Genk Body & Assembly was opened by Ford in the early 1960s. A site that spanned a total of 140 acres at the time of closure.
The first car to roll off the assembly line was the Taunus P4 Fords first front wheel drive car and within a year 100,000 cars had already been produced.
During the 1980s around 14,000 were employed here to assemble the Sierra and Escort.
Plans to close the site emerged in 2012. The site was running at 65% of its production capacity, with other sites also running under capacity the Genk site finally closed in December 2014 with a loss of over 4000 jobs. As if being the largest employer in the area wasn't enough to affect the area, a study by the University of Hasselt predicted that the knock on effect in the area could actually affect over 11,000 people as suppliers to the site would be greatly affected too. Around 14 million vehicles were produced on this site in its 50 year life. Demolition work is well under way here and the estimated decontamination costs of the site will reach around 11 million euros.

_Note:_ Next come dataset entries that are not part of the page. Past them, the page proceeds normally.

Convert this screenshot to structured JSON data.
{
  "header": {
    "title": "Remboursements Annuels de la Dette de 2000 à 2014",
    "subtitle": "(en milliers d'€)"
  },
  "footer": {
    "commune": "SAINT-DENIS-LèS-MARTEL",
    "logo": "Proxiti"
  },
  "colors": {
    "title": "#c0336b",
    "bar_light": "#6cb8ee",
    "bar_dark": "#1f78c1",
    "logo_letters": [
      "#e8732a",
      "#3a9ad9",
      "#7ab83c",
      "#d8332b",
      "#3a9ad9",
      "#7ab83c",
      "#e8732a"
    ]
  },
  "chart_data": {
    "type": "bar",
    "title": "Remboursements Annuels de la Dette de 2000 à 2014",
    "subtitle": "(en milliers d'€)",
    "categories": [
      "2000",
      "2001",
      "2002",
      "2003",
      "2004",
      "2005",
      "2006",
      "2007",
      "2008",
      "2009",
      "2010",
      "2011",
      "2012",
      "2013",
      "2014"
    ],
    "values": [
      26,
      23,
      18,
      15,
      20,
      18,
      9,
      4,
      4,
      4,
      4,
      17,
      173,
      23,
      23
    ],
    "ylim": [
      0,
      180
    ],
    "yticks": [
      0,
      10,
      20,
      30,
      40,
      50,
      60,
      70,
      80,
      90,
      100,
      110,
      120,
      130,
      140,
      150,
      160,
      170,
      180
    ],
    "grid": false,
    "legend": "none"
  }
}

Anyway the Genk site now has little of interest to offer the urban explorer apart from a small building near the canal. We wonder through empty production halls to keep out of site of security and workmen. They really didn't offer any incentive to take my camera out of my bag. After passing through a couple of large buildings we finally reach our goal and make our way inside.
So it turns out this is actually a compressor house, the generating sets have since been replaced with four compressors. The demand for electricity was too high for the power plant and they sourced power elsewhere. Separating the compressor hall and the boiler house was a long control room. Quite an original style to it which was good to see. The boiler house was remarkably clean for a site which had been out of use for for over 2 years.